Pulmonology | 卷:27 |
Risk factors for early mortality in patients with pulmonary tuberculosis admitted to the emergency room | |
B. Raghu1  D. Tayal2  Y. Jain3  R. Singla4  G.B. Migliori4  A. Chakraborty4  A. Gupta4  J.A. Caminero4  P. Sethi5  | |
[1] Corresponding author at: Department of Tuberculosis and Chest Diseases, National Institute of Tuberculosis and Respiratory Diseases, New Delhi 110030, India.; | |
[2] MDR-TB Unit, Tuberculosis Division, International Union against Tuberculosis and Lung Disease, Paris 75006, France; | |
[3] Department of Biochemistry, National Institute of Tuberculosis and Respiratory Diseases, New Delhi 110030, India; | |
[4] Department of Tuberculosis and Chest Diseases, National Institute of Tuberculosis and Respiratory Diseases, New Delhi, 110030, India; | |
[5] Pneumology Department, Hospital General de Gran Canaria “Dr. Negrin”, Las Palmas de Gran Canaria, 35010, Spain; | |
关键词: Pulmonary tuberculosis; Risk factors; Mortality; Prediction score; Intensive care; Pulmonary rehabilitation; | |
DOI : | |
来源: DOAJ |
【 摘 要 】
Background and objectives: Mortality of patients with pulmonary tuberculosis (TB) admitted to emergency departments is high. This study was aimed at analysing the risk factors associated with early mortality and designing a risk score based on simple parameters. Methods: This prospective case-control study enrolled patients admitted to the emergency department of a referral TB hospital. Clinical, radiological, biochemical and microbiological risk factors associated with death were compared among patients dying within one week from admission (cases) and those surviving (controls). Results: Forty-nine of 250 patients (19.6%) experienced early mortality. Multiple logistic regression analysis showed that oxygen saturation (SaO2) ≤90%, severe malnutrition, tachypnoea, tachycardia, hypotension, advanced disease at chest radiography, severe anaemia, hyponatremia, hypoproteinemia and hypercapnia were independently and significantly associated with early mortality.

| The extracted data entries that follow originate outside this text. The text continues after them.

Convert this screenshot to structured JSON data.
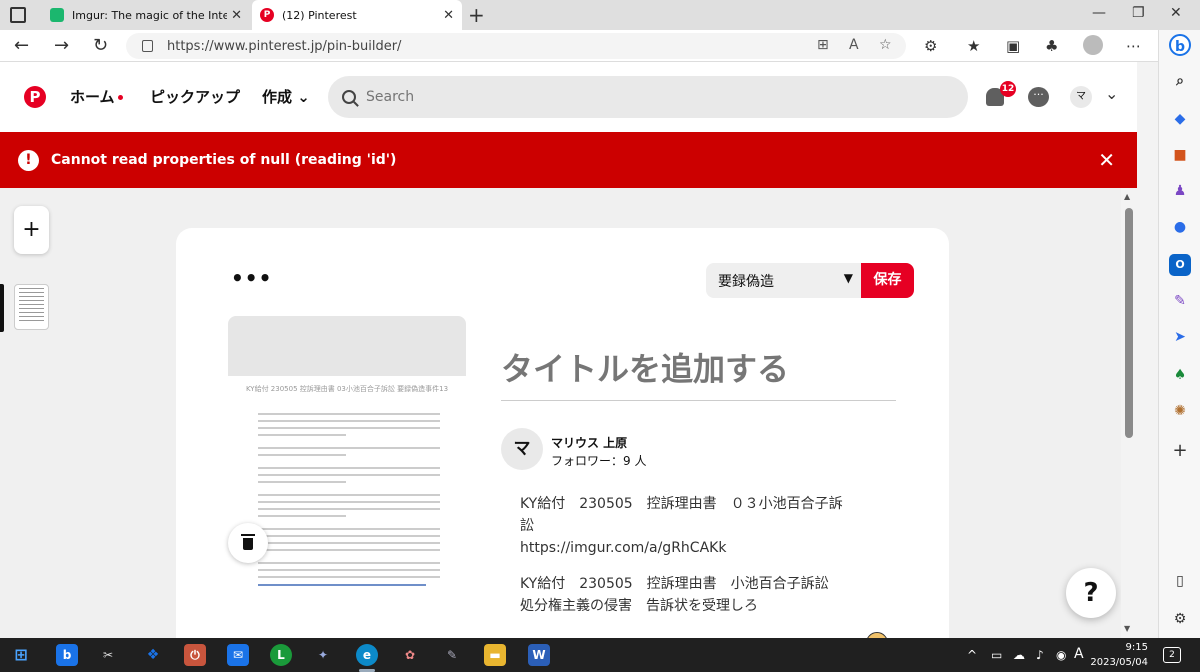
{
  "browser": {
    "tabs": [
      {
        "title": "Imgur: The magic of the Internet",
        "favicon": "imgur-icon"
      },
      {
        "title": "(12) Pinterest",
        "favicon": "pinterest-icon"
      }
    ],
    "url": "https://www.pinterest.jp/pin-builder/"
  },
  "pinterest": {
    "logo": "P",
    "nav": {
      "home": "ホーム",
      "pickup": "ピックアップ",
      "create": "作成"
    },
    "search_placeholder": "Search",
    "notification_count": "12",
    "avatar_initial": "マ"
  },
  "error": {
    "message": "Cannot read properties of null (reading 'id')"
  },
  "pin_builder": {
    "more_label": "•••",
    "board": "要録偽造",
    "save_label": "保存",
    "title_placeholder": "タイトルを追加する",
    "author": {
      "initial": "マ",
      "name": "マリウス 上原",
      "followers": "フォロワー：9 人"
    },
    "description": [
      "KY給付　230505　控訴理由書　０３小池百合子訴訟",
      "https://imgur.com/a/gRhCAKk",
      "KY給付　230505　控訴理由書　小池百合子訴訟　処分権主義の侵害　告訴状を受理しろ"
    ],
    "preview_header": "KY給付 230505 控訴理由書 03小池百合子訴訟 要録偽造事件13",
    "help_label": "?"
  },
  "taskbar": {
    "time": "9:15",
    "date": "2023/05/04",
    "ime": "A",
    "notifications": "2"
  },
  "colors": {
    "accent": "#e60023",
    "error": "#cc0000"
  }
}
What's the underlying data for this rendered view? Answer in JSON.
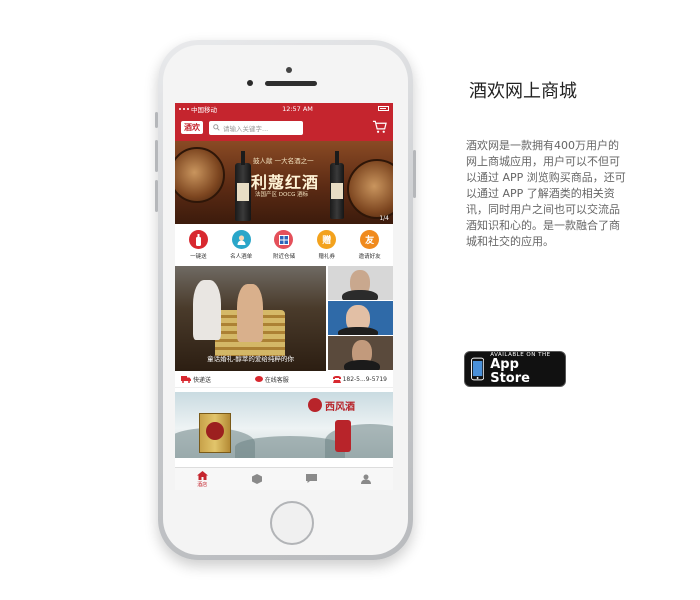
{
  "status_bar": {
    "carrier": "中国移动",
    "time": "12:57 AM"
  },
  "header": {
    "logo": "酒欢",
    "search_placeholder": "请输入关键字..."
  },
  "banner": {
    "small_text": "鼓人献 一大名酒之一",
    "title": "利蔻红酒",
    "sub_text": "法国产区 DOCG 酒标",
    "page_indicator": "1/4"
  },
  "categories": [
    {
      "label": "一键送",
      "color": "#d8282f",
      "icon": "bottle-icon",
      "glyph": ""
    },
    {
      "label": "名人酒单",
      "color": "#2aa6c9",
      "icon": "celebrity-icon",
      "glyph": ""
    },
    {
      "label": "附近仓储",
      "color": "#e4505a",
      "icon": "warehouse-icon",
      "glyph": ""
    },
    {
      "label": "赠礼券",
      "color": "#f3a21d",
      "icon": "gift-icon",
      "glyph": "赠"
    },
    {
      "label": "邀请好友",
      "color": "#f08a1d",
      "icon": "friend-icon",
      "glyph": "友"
    }
  ],
  "feature": {
    "caption": "童话婚礼-醇萃的爱给纯粹的你"
  },
  "services": [
    {
      "label": "快递送",
      "icon": "truck-icon"
    },
    {
      "label": "在线客服",
      "icon": "chat-icon"
    },
    {
      "label": "182-5...9-5719",
      "icon": "phone-icon"
    }
  ],
  "promo": {
    "brand_text": "西风酒"
  },
  "tabs": [
    {
      "label": "酒店",
      "icon": "home-icon",
      "active": true
    },
    {
      "label": "",
      "icon": "box-icon",
      "active": false
    },
    {
      "label": "",
      "icon": "message-icon",
      "active": false
    },
    {
      "label": "",
      "icon": "person-icon",
      "active": false
    }
  ],
  "info": {
    "title": "酒欢网上商城",
    "description": "酒欢网是一款拥有400万用户的网上商城应用，用户可以不但可以通过 APP 浏览购买商品，还可以通过 APP 了解酒类的相关资讯，同时用户之间也可以交流品酒知识和心的。是一款融合了商城和社交的应用。"
  },
  "appstore": {
    "small": "AVAILABLE ON THE",
    "big": "App Store"
  },
  "colors": {
    "brand_red": "#c5252e"
  }
}
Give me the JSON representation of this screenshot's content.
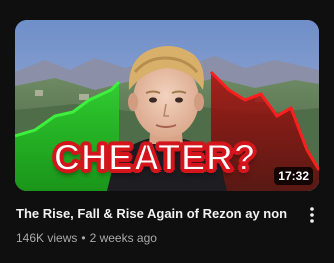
{
  "video": {
    "title": "The Rise, Fall & Rise Again of Rezon ay non",
    "views": "146K views",
    "separator": "•",
    "age": "2 weeks ago",
    "duration": "17:32",
    "thumbnail_text": "CHEATER?"
  },
  "colors": {
    "background": "#0f0f0f",
    "title_text": "#f1f1f1",
    "meta_text": "#aaaaaa",
    "thumbnail_text_fill": "#ffffff",
    "thumbnail_text_outline": "#d4151c",
    "rise_line": "#27d627",
    "fall_line": "#e3161b"
  },
  "icons": {
    "menu": "vertical-dots-icon"
  }
}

A clinical scoring system was further designed to stratify the risk of death by selecting five simple parameters (SpO2 ≤ 90%, tachypnoea, hypotension, advanced disease at chest radiography and tachycardia). This model predicted early mortality with a positive predictive value of 94.88% and a negative predictive value of 19.90%. Conclusions: The scoring system based on simple parameters may help to refer severely ill patients early to a higher level to reduce mortality, improve success rates, minimise the need for pulmonary rehabilitation and prevent post-treatment sequelae.